Tuesday, November 24, 2009

Trapped


The picture above is Rom Houbon, 46, who was diagnosed as being in a vegetable state after an accident in his 20s but can now communicate by computer keyboard. The article below tells his story. I found it on the Internet and thought it was interesting. I couldn't even imagine. Some people look at my situation and say the same thing. I just think about the fact that my situation could be worse, and that there are other people out there who are facing bigger challenges and bigger struggles. It makes me feel grateful for what I've been given-life. If you'd like to visit the actual website where the article is from click here.

Trapped in His Own Body for 23 Years-the Coma Victim Who Screamed Unheard

For 23 years Rom Houben was ­imprisoned in his own body. He saw his doctors and nurses as they visited him during their daily rounds; he listened to the conversations of his carers; he heard his mother deliver the news to him that his father had died. But he could do nothing. He was unable to communicate with his doctors or family. He could not move his head or weep, he could only listen.

Doctors presumed he was in a vegetative state following a near-fatal car crash in 1983. They believed he could feel nothing and hear nothing. For 23 years.

Then a neurologist, Steven Laureys, who decided to take a radical look at the state of diagnosed coma patients, released him from his torture. Using a state-of-the-art scanning system, Laureys found to his amazement that his brain was functioning almost normally.

"I had dreamed myself away," said Houben, now 46, whose real "state" was discovered three years ago, according to a report in the German magazine Der Spiegel this week.

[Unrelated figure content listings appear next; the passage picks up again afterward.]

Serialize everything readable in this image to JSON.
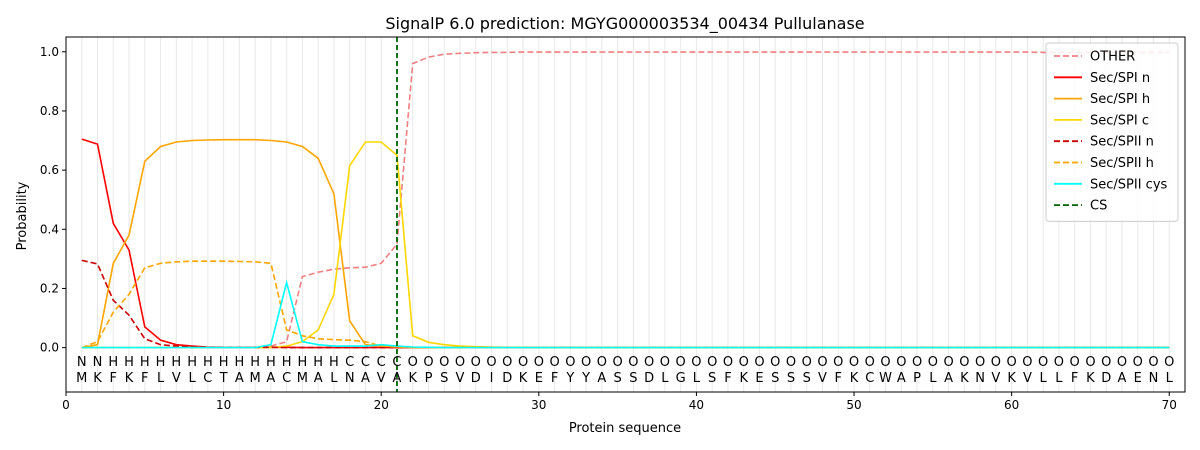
{
  "chart_data": {
    "type": "line",
    "title": "SignalP 6.0 prediction: MGYG000003534_00434 Pullulanase",
    "xlabel": "Protein sequence",
    "ylabel": "Probability",
    "xlim": [
      0,
      71
    ],
    "ylim": [
      -0.15,
      1.05
    ],
    "xticks": [
      0,
      10,
      20,
      30,
      40,
      50,
      60,
      70
    ],
    "yticks": [
      0.0,
      0.2,
      0.4,
      0.6,
      0.8,
      1.0
    ],
    "grid": "vertical lines at each residue",
    "legend_position": "top-right",
    "cs_position": 21,
    "sequence": [
      "M",
      "K",
      "F",
      "K",
      "F",
      "L",
      "V",
      "L",
      "C",
      "T",
      "A",
      "M",
      "A",
      "C",
      "M",
      "A",
      "L",
      "N",
      "A",
      "V",
      "A",
      "K",
      "P",
      "S",
      "V",
      "D",
      "I",
      "D",
      "K",
      "E",
      "F",
      "Y",
      "Y",
      "A",
      "S",
      "S",
      "D",
      "L",
      "G",
      "L",
      "S",
      "F",
      "K",
      "E",
      "S",
      "S",
      "S",
      "V",
      "F",
      "K",
      "C",
      "W",
      "A",
      "P",
      "L",
      "A",
      "K",
      "N",
      "V",
      "K",
      "V",
      "L",
      "L",
      "F",
      "K",
      "D",
      "A",
      "E",
      "N",
      "L"
    ],
    "region_labels": [
      "N",
      "N",
      "H",
      "H",
      "H",
      "H",
      "H",
      "H",
      "H",
      "H",
      "H",
      "H",
      "H",
      "H",
      "H",
      "H",
      "H",
      "C",
      "C",
      "C",
      "C",
      "O",
      "O",
      "O",
      "O",
      "O",
      "O",
      "O",
      "O",
      "O",
      "O",
      "O",
      "O",
      "O",
      "O",
      "O",
      "O",
      "O",
      "O",
      "O",
      "O",
      "O",
      "O",
      "O",
      "O",
      "O",
      "O",
      "O",
      "O",
      "O",
      "O",
      "O",
      "O",
      "O",
      "O",
      "O",
      "O",
      "O",
      "O",
      "O",
      "O",
      "O",
      "O",
      "O",
      "O",
      "O",
      "O",
      "O",
      "O",
      "O"
    ],
    "region_colors": {
      "N": "#ff0000",
      "H": "#ffa500",
      "C": "#ffd700",
      "O": "#808080"
    },
    "series": [
      {
        "name": "OTHER",
        "color": "#f08080",
        "dash": "dashed",
        "values": [
          0.0,
          0.0,
          0.0,
          0.0,
          0.0,
          0.0,
          0.0,
          0.0,
          0.0,
          0.0,
          0.0,
          0.0,
          0.005,
          0.02,
          0.24,
          0.255,
          0.265,
          0.27,
          0.272,
          0.285,
          0.35,
          0.96,
          0.982,
          0.992,
          0.995,
          0.997,
          0.998,
          0.998,
          0.999,
          0.999,
          0.999,
          0.999,
          0.999,
          0.999,
          0.999,
          0.999,
          0.999,
          0.999,
          0.999,
          0.999,
          0.999,
          0.999,
          0.999,
          0.999,
          0.999,
          0.999,
          0.999,
          0.999,
          0.999,
          0.999,
          0.999,
          0.999,
          0.999,
          0.999,
          0.999,
          0.999,
          0.999,
          0.999,
          0.999,
          0.999,
          0.999,
          0.998,
          0.998,
          0.998,
          0.998,
          0.998,
          0.998,
          0.998,
          0.998,
          0.998
        ]
      },
      {
        "name": "Sec/SPI n",
        "color": "#ff0000",
        "dash": "solid",
        "values": [
          0.705,
          0.688,
          0.42,
          0.33,
          0.07,
          0.025,
          0.01,
          0.005,
          0.002,
          0.001,
          0.001,
          0.001,
          0.001,
          0.001,
          0.0,
          0.0,
          0.0,
          0.0,
          0.0,
          0.0,
          0.0,
          0.0,
          0.0,
          0.0,
          0.0,
          0.0,
          0.0,
          0.0,
          0.0,
          0.0,
          0.0,
          0.0,
          0.0,
          0.0,
          0.0,
          0.0,
          0.0,
          0.0,
          0.0,
          0.0,
          0.0,
          0.0,
          0.0,
          0.0,
          0.0,
          0.0,
          0.0,
          0.0,
          0.0,
          0.0,
          0.0,
          0.0,
          0.0,
          0.0,
          0.0,
          0.0,
          0.0,
          0.0,
          0.0,
          0.0,
          0.0,
          0.0,
          0.0,
          0.0,
          0.0,
          0.0,
          0.0,
          0.0,
          0.0,
          0.0
        ]
      },
      {
        "name": "Sec/SPI h",
        "color": "#ffa500",
        "dash": "solid",
        "values": [
          0.0,
          0.01,
          0.285,
          0.38,
          0.63,
          0.68,
          0.695,
          0.7,
          0.702,
          0.703,
          0.703,
          0.703,
          0.7,
          0.695,
          0.68,
          0.64,
          0.52,
          0.09,
          0.01,
          0.005,
          0.003,
          0.0,
          0.0,
          0.0,
          0.0,
          0.0,
          0.0,
          0.0,
          0.0,
          0.0,
          0.0,
          0.0,
          0.0,
          0.0,
          0.0,
          0.0,
          0.0,
          0.0,
          0.0,
          0.0,
          0.0,
          0.0,
          0.0,
          0.0,
          0.0,
          0.0,
          0.0,
          0.0,
          0.0,
          0.0,
          0.0,
          0.0,
          0.0,
          0.0,
          0.0,
          0.0,
          0.0,
          0.0,
          0.0,
          0.0,
          0.0,
          0.0,
          0.0,
          0.0,
          0.0,
          0.0,
          0.0,
          0.0,
          0.0,
          0.0
        ]
      },
      {
        "name": "Sec/SPI c",
        "color": "#ffd700",
        "dash": "solid",
        "values": [
          0.0,
          0.0,
          0.0,
          0.0,
          0.0,
          0.0,
          0.0,
          0.0,
          0.0,
          0.0,
          0.0,
          0.0,
          0.0,
          0.005,
          0.02,
          0.06,
          0.18,
          0.615,
          0.695,
          0.695,
          0.65,
          0.04,
          0.018,
          0.01,
          0.005,
          0.003,
          0.002,
          0.001,
          0.001,
          0.0,
          0.0,
          0.0,
          0.0,
          0.0,
          0.0,
          0.0,
          0.0,
          0.0,
          0.0,
          0.0,
          0.0,
          0.0,
          0.0,
          0.0,
          0.0,
          0.0,
          0.0,
          0.0,
          0.0,
          0.0,
          0.0,
          0.0,
          0.0,
          0.0,
          0.0,
          0.0,
          0.0,
          0.0,
          0.0,
          0.0,
          0.0,
          0.0,
          0.0,
          0.0,
          0.0,
          0.0,
          0.0,
          0.0,
          0.0,
          0.0
        ]
      },
      {
        "name": "Sec/SPII n",
        "color": "#cc0000",
        "dash": "dashed",
        "values": [
          0.295,
          0.283,
          0.16,
          0.11,
          0.03,
          0.01,
          0.005,
          0.002,
          0.001,
          0.001,
          0.001,
          0.001,
          0.001,
          0.0,
          0.0,
          0.0,
          0.0,
          0.0,
          0.0,
          0.0,
          0.0,
          0.0,
          0.0,
          0.0,
          0.0,
          0.0,
          0.0,
          0.0,
          0.0,
          0.0,
          0.0,
          0.0,
          0.0,
          0.0,
          0.0,
          0.0,
          0.0,
          0.0,
          0.0,
          0.0,
          0.0,
          0.0,
          0.0,
          0.0,
          0.0,
          0.0,
          0.0,
          0.0,
          0.0,
          0.0,
          0.0,
          0.0,
          0.0,
          0.0,
          0.0,
          0.0,
          0.0,
          0.0,
          0.0,
          0.0,
          0.0,
          0.0,
          0.0,
          0.0,
          0.0,
          0.0,
          0.0,
          0.0,
          0.0,
          0.0
        ]
      },
      {
        "name": "Sec/SPII h",
        "color": "#ffa500",
        "dash": "dashed",
        "values": [
          0.0,
          0.02,
          0.12,
          0.18,
          0.27,
          0.285,
          0.29,
          0.292,
          0.292,
          0.292,
          0.291,
          0.29,
          0.285,
          0.06,
          0.04,
          0.03,
          0.027,
          0.025,
          0.02,
          0.005,
          0.002,
          0.0,
          0.0,
          0.0,
          0.0,
          0.0,
          0.0,
          0.0,
          0.0,
          0.0,
          0.0,
          0.0,
          0.0,
          0.0,
          0.0,
          0.0,
          0.0,
          0.0,
          0.0,
          0.0,
          0.0,
          0.0,
          0.0,
          0.0,
          0.0,
          0.0,
          0.0,
          0.0,
          0.0,
          0.0,
          0.0,
          0.0,
          0.0,
          0.0,
          0.0,
          0.0,
          0.0,
          0.0,
          0.0,
          0.0,
          0.0,
          0.0,
          0.0,
          0.0,
          0.0,
          0.0,
          0.0,
          0.0,
          0.0,
          0.0
        ]
      },
      {
        "name": "Sec/SPII cys",
        "color": "#00ffff",
        "dash": "solid",
        "values": [
          0.0,
          0.0,
          0.0,
          0.0,
          0.0,
          0.0,
          0.0,
          0.0,
          0.0,
          0.0,
          0.0,
          0.0,
          0.01,
          0.22,
          0.02,
          0.01,
          0.005,
          0.005,
          0.005,
          0.01,
          0.005,
          0.002,
          0.001,
          0.0,
          0.0,
          0.0,
          0.0,
          0.0,
          0.0,
          0.0,
          0.0,
          0.0,
          0.0,
          0.0,
          0.0,
          0.0,
          0.0,
          0.0,
          0.0,
          0.0,
          0.0,
          0.0,
          0.0,
          0.0,
          0.0,
          0.0,
          0.0,
          0.0,
          0.0,
          0.0,
          0.0,
          0.0,
          0.0,
          0.0,
          0.0,
          0.0,
          0.0,
          0.0,
          0.0,
          0.0,
          0.0,
          0.0,
          0.0,
          0.0,
          0.0,
          0.0,
          0.0,
          0.0,
          0.0,
          0.0
        ]
      }
    ],
    "cs_marker": {
      "name": "CS",
      "color": "#006400",
      "dash": "dashed"
    }
  }
}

Laureys, a neurologist at the ­University of Liege in Belgium, published a study in BMC Neurology earlier this year saying Houben could be one of many cases of falsely diagnosed comas around the world. He discovered that although Houben was completely paralysed, he was also completely conscious — it was just that he was unable to communicate the fact.

Houben now communicates with one finger and a special touchscreen on his wheelchair – he has developed some movement with the help of intense physiotherapy over the last three years.

He realised when he came round after his accident, which had caused his heart to stop and his brain to be starved of oxygen for several minutes, that his body was paralysed. Although he could hear every word his doctors spoke, he could not communicate with them.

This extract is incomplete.